In the New Testament, I saw more evidence of regular people being called to serve God. Now, the twelve disciples of Jesus were called to a life of ministry out of their jobs as fishermen, tax collectors, etc., but I don't think that the average person is supposed to leave their job and fly to Africa to become a missionary (although that IS the calling for some people, so I'm not just dismissing it!). The disciples, after Jesus' death, resurrection, and ascension, didn't just sit around. They went out to the world and talked to ordinary people, young and old, male and female, slaves and wealthy. They taught many things, the central message being the saving grace of the God-man. What amazed me was that the people who were became believers were not told to drop everything and live a "Christian" life: they continued in their current vocation; all that changed were their intentions. 
Success is defined in the dictionary as "the accomplishment of an aim or purpose". It is safe to say then that having a purpose in life and working to fulfill that purpose is vital to being successful! The men and women in the Bible had found their purpose in life: to follow God by serving Him with their abilities and doing right, which meant doing justice, loving kindness, and walking humbly with God. It went beyond following strictly the Laws of the Torah or the Ten Commandments. It was a purpose that transformed their entire lives, thought, word, and action. 

I firmly believe that every person has been given abilities to do particular things in life. They are gifts, because we can use them to help others. Unless something is particularly directed at doing wrong (people who steal, murder, cheat, lie, and so on), any vocation and any person's life can be used to serve God. 

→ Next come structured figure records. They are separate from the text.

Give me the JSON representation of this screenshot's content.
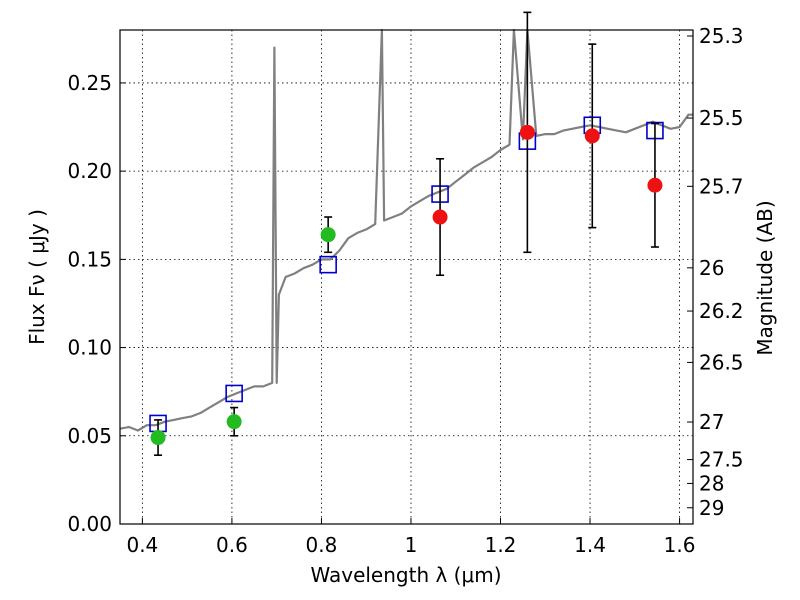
{
  "chart_data": {
    "type": "scatter",
    "title": "",
    "xlabel": "Wavelength  λ (μm)",
    "ylabel": "Flux  Fν  ( μJy )",
    "y2label": "Magnitude (AB)",
    "xlim": [
      0.35,
      1.63
    ],
    "ylim": [
      0.0,
      0.28
    ],
    "grid": true,
    "x_ticks": [
      0.4,
      0.6,
      0.8,
      1.0,
      1.2,
      1.4,
      1.6
    ],
    "x_tick_labels": [
      "0.4",
      "0.6",
      "0.8",
      "1",
      "1.2",
      "1.4",
      "1.6"
    ],
    "y_ticks": [
      0.0,
      0.05,
      0.1,
      0.15,
      0.2,
      0.25
    ],
    "y_tick_labels": [
      "0.00",
      "0.05",
      "0.10",
      "0.15",
      "0.20",
      "0.25"
    ],
    "y2_ticks": [
      {
        "label": "25.3",
        "flux": 0.2766
      },
      {
        "label": "25.5",
        "flux": 0.2301
      },
      {
        "label": "25.7",
        "flux": 0.1914
      },
      {
        "label": "26",
        "flux": 0.1452
      },
      {
        "label": "26.2",
        "flux": 0.1207
      },
      {
        "label": "26.5",
        "flux": 0.0916
      },
      {
        "label": "27",
        "flux": 0.0578
      },
      {
        "label": "27.5",
        "flux": 0.0365
      },
      {
        "label": "28",
        "flux": 0.023
      },
      {
        "label": "29",
        "flux": 0.0092
      }
    ],
    "series": [
      {
        "kind": "spectrum",
        "color": "#808080",
        "points": [
          [
            0.35,
            0.054
          ],
          [
            0.37,
            0.055
          ],
          [
            0.39,
            0.053
          ],
          [
            0.41,
            0.056
          ],
          [
            0.43,
            0.056
          ],
          [
            0.45,
            0.058
          ],
          [
            0.47,
            0.059
          ],
          [
            0.49,
            0.06
          ],
          [
            0.51,
            0.061
          ],
          [
            0.53,
            0.063
          ],
          [
            0.55,
            0.066
          ],
          [
            0.57,
            0.069
          ],
          [
            0.59,
            0.072
          ],
          [
            0.61,
            0.074
          ],
          [
            0.63,
            0.076
          ],
          [
            0.65,
            0.078
          ],
          [
            0.67,
            0.078
          ],
          [
            0.69,
            0.08
          ],
          [
            0.695,
            0.27
          ],
          [
            0.7,
            0.08
          ],
          [
            0.705,
            0.13
          ],
          [
            0.72,
            0.14
          ],
          [
            0.74,
            0.142
          ],
          [
            0.76,
            0.145
          ],
          [
            0.78,
            0.147
          ],
          [
            0.8,
            0.15
          ],
          [
            0.82,
            0.15
          ],
          [
            0.84,
            0.155
          ],
          [
            0.86,
            0.162
          ],
          [
            0.88,
            0.165
          ],
          [
            0.9,
            0.167
          ],
          [
            0.92,
            0.17
          ],
          [
            0.935,
            0.28
          ],
          [
            0.94,
            0.172
          ],
          [
            0.96,
            0.174
          ],
          [
            0.98,
            0.176
          ],
          [
            1.0,
            0.18
          ],
          [
            1.02,
            0.183
          ],
          [
            1.04,
            0.186
          ],
          [
            1.06,
            0.188
          ],
          [
            1.08,
            0.19
          ],
          [
            1.1,
            0.194
          ],
          [
            1.12,
            0.198
          ],
          [
            1.14,
            0.202
          ],
          [
            1.16,
            0.205
          ],
          [
            1.18,
            0.208
          ],
          [
            1.2,
            0.212
          ],
          [
            1.22,
            0.215
          ],
          [
            1.23,
            0.28
          ],
          [
            1.25,
            0.218
          ],
          [
            1.26,
            0.28
          ],
          [
            1.28,
            0.22
          ],
          [
            1.3,
            0.221
          ],
          [
            1.32,
            0.221
          ],
          [
            1.34,
            0.223
          ],
          [
            1.36,
            0.224
          ],
          [
            1.38,
            0.225
          ],
          [
            1.4,
            0.226
          ],
          [
            1.42,
            0.225
          ],
          [
            1.44,
            0.224
          ],
          [
            1.46,
            0.223
          ],
          [
            1.48,
            0.222
          ],
          [
            1.5,
            0.224
          ],
          [
            1.52,
            0.226
          ],
          [
            1.54,
            0.228
          ],
          [
            1.56,
            0.226
          ],
          [
            1.58,
            0.224
          ],
          [
            1.6,
            0.225
          ],
          [
            1.62,
            0.232
          ],
          [
            1.63,
            0.232
          ]
        ]
      },
      {
        "kind": "model-squares",
        "color": "#0000cc",
        "points": [
          [
            0.435,
            0.057
          ],
          [
            0.605,
            0.074
          ],
          [
            0.815,
            0.147
          ],
          [
            1.065,
            0.187
          ],
          [
            1.26,
            0.217
          ],
          [
            1.405,
            0.226
          ],
          [
            1.545,
            0.223
          ]
        ]
      },
      {
        "kind": "green-points",
        "color": "#22bb22",
        "points": [
          {
            "x": 0.435,
            "y": 0.049,
            "err": 0.01
          },
          {
            "x": 0.605,
            "y": 0.058,
            "err": 0.008
          },
          {
            "x": 0.815,
            "y": 0.164,
            "err": 0.01
          }
        ]
      },
      {
        "kind": "red-points",
        "color": "#ee1111",
        "points": [
          {
            "x": 1.065,
            "y": 0.174,
            "err": 0.033
          },
          {
            "x": 1.26,
            "y": 0.222,
            "err": 0.068
          },
          {
            "x": 1.405,
            "y": 0.22,
            "err": 0.052
          },
          {
            "x": 1.545,
            "y": 0.192,
            "err": 0.035
          }
        ]
      }
    ]
  }
}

When I look back on my life as I reach death, no matter how soon or long that may be from now, I want to be able to say that with the Lord's strength in me, I was successful. That by His power I was able to bring a tiny bit of justice to the world. That I sincerely loved kindness by showing it to others. That I walked with God and wanted to follow His will for my life. There would be nothing but failure and inevitable despair if I tried to do any of that on my own. I see in my heart the selfishness that sabotages my attempts to do right every day. But with God's spirit at work in me, there is the promise that I will not be broken, that no matter what happens, I will always see the purpose of life and do whatever I can to fulfill it.